New Study Sheds Light on Awareness and Preferences for Bioplastics in Japan

Despite complex consumer preferences for bioplastics in Japan, adoption of these materials could be enhanced through educational interventions

To facilitate the transition to a bioeconomy, understanding consumer behavior and preferences regarding bioplastics is crucial. Researchers conducted a comprehensive study on the factors influencing consumer choices in Japan. Their findings show that Japanese consumers have limited comprehension of bioplastics and do not exhibit unconditional preference towards them. These findings could guide the development of acceptable bioplastics and targeted strategies aimed at improving consumer awareness, ultimately driving the adoption of bio-based and biodegradable plastics.

Non-biodegradable plastics are major contributors to land and marine pollution, destroying habitats and causing harm to both flora and fauna. Hence, the switch to bioplastics is imperative to ensure sustainability. The success of environmental initiatives aimed at increasing bioplastic adoption critically hinges on understanding consumer behavior. However, consumer preferences and perceptions around bioplastics, particularly in Japan and other Asian countries,  are not well understood.

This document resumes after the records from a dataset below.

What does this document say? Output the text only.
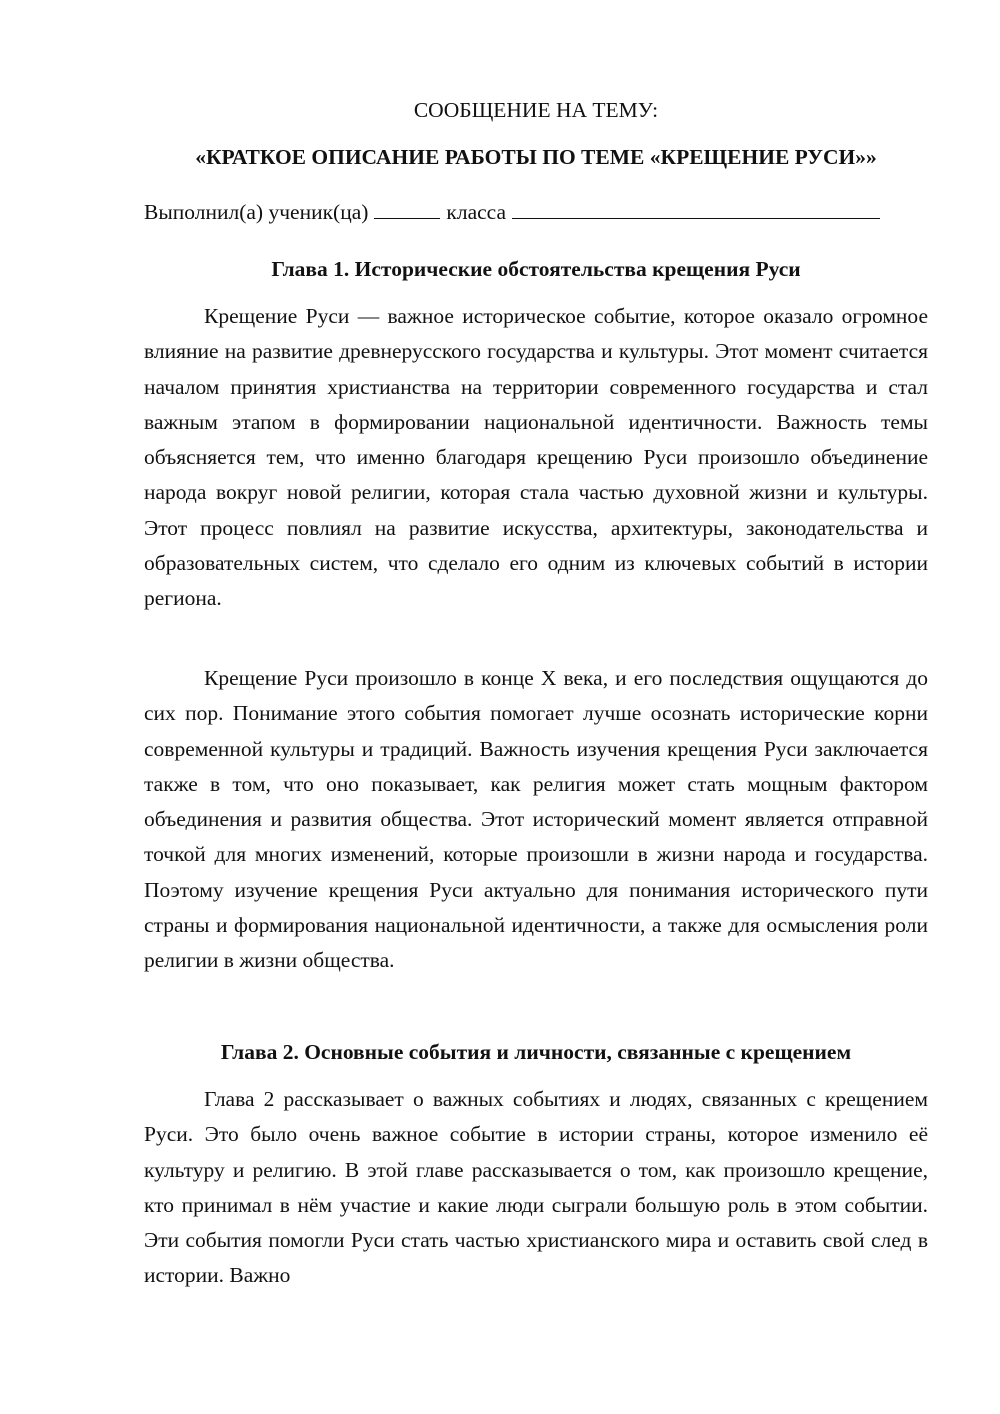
СООБЩЕНИЕ НА ТЕМУ:
«КРАТКОЕ ОПИСАНИЕ РАБОТЫ ПО ТЕМЕ «КРЕЩЕНИЕ РУСИ»»
Выполнил(а) ученик(ца)	класса
Глава 1. Исторические обстоятельства крещения Руси

Крещение Руси — важное историческое событие, которое оказало огромное влияние на развитие древнерусского государства и культуры. Этот момент считается началом принятия христианства на территории современного государства и стал важным этапом в формировании национальной идентичности. Важность темы объясняется тем, что именно благодаря крещению Руси произошло объединение народа вокруг новой религии, которая стала частью духовной жизни и культуры. Этот процесс повлиял на развитие искусства, архитектуры, законодательства и образовательных систем, что сделало его одним из ключевых событий в истории региона.

Крещение Руси произошло в конце X века, и его последствия ощущаются до сих пор. Понимание этого события помогает лучше осознать исторические корни современной культуры и традиций. Важность изучения крещения Руси заключается также в том, что оно показывает, как религия может стать мощным фактором объединения и развития общества. Этот исторический момент является отправной точкой для многих изменений, которые произошли в жизни народа и государства. Поэтому изучение крещения Руси актуально для понимания исторического пути страны и формирования национальной идентичности, а также для осмысления роли религии в жизни общества.

Глава 2. Основные события и личности, связанные с крещением

Глава 2 рассказывает о важных событиях и людях, связанных с крещением Руси. Это было очень важное событие в истории страны, которое изменило её культуру и религию. В этой главе рассказывается о том, как произошло крещение, кто принимал в нём участие и какие люди сыграли большую роль в этом событии. Эти события помогли Руси стать частью христианского мира и оставить свой след в истории. Важно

A recent study published online on July 10, 2023 in the Journal of Cleaner Production attempted to find answers to questions surrounding Japanese consumers’ preferences for bioplastics. “So far, attempts to improve bioplastic adoption in Japan have been hindered by a lack of clarity on the factors influencing consumer preferences. We attempted to shed light on these factors in our comprehensive large-scale study,” explains Professor Takuro Uehara from the College of Policy Science, Ritsumeikan University, who led the study.

 The goal of the study was three-fold: understanding how familiar consumers in Japan are with bioplastics, revealing their preferences for bioplastics based on different factors, and examining how educational interventions affect their choices. To achieve this, the researchers surveyed over 12,000 respondents using questions focused on three products — 500 mL PET water bottles, three-color ballpoint pens, and 500 mL shampoo bottles. The respondents were divided into two groups: the treatment group, who were educated on the basic distinctions between bio-based and biodegradable plastics, and the control group, who did not receive educational interventions. Then, the researchers performed discrete choice experiments and text mining based on responses from these 12,000 participants.

Their findings yielded interesting insights, particularly highlighting a common trend among Japanese consumers and their European counterparts, which is a limited comprehension of the distinctions between bio-based, biodegradable, and bioplastics. Surprisingly, most respondents were unaware of the fact that not all bioplastics are biodegradable and bio-based. This demonstrated the need to improve consumer awareness regarding the characteristics and environmental impact of bioplastics.

Another important finding was the complexity of consumer preferences for bioplastics in Japan and the influence of general perceptions and personal values on these preferences. Notably, the preference for bioplastics among these consumers was not unconditional. In fact, most consumers were not in favor of using biomass in any of the three products. Among the different types of feedstock, they preferred sugarcane over wood chips, and favored waste cooking oil the least. This was likely owing to their greater emphasis on quality than on the trade-offs of biomass feedstock.

Nevertheless, there were several key factors the respondents considered valuable in their preference for bioplastics. These included the reduction in carbon dioxide emissions, which was the most valued attribute across all three products in both the control and treatment groups. Another key factor was biodegradability, which was associated with positive responses from participants. Significantly, the respondents expressed a preference for domestic products, although the reasons were generally related to safety, quality, and reliability rather than environmental considerations.

Finally, the findings showed that educational interventions can influence consumer decisions, increasing their willingness to pay for more environmentally friendly products, including those with better feedstock incorporation and those enabling reductions in CO2 emissions. For example, after learning that bioplastics can be fossil-based, respondents gave greater value to products with reduced CO2 emissions. Interestingly, this preference was only significant for water bottles, suggesting that consumers were more sensitive to water bottles — that tend to be less durable — than to the other two products.

Overall, the findings provide a picture of the kinds of products Japanese consumers prefer and the attributes they focus on while making choices surrounding bioplastics. Prof. Uehara comments, “Our results will help Japanese industries and governments understand the type of bioplastics that would be preferred and accepted by consumers, giving them an impetus to develop more such products and improve bioplastic use.” He adds, “Information dissemination can influence consumer preference for bioplastic products, which highlights the importance of awareness campaigns.” 

The findings from Prof. Uehara and his group could serve as a foundational roadmap for increasing bioplastic use in Japan and mark a significant step in Japan’s transformation into a bioeconomy.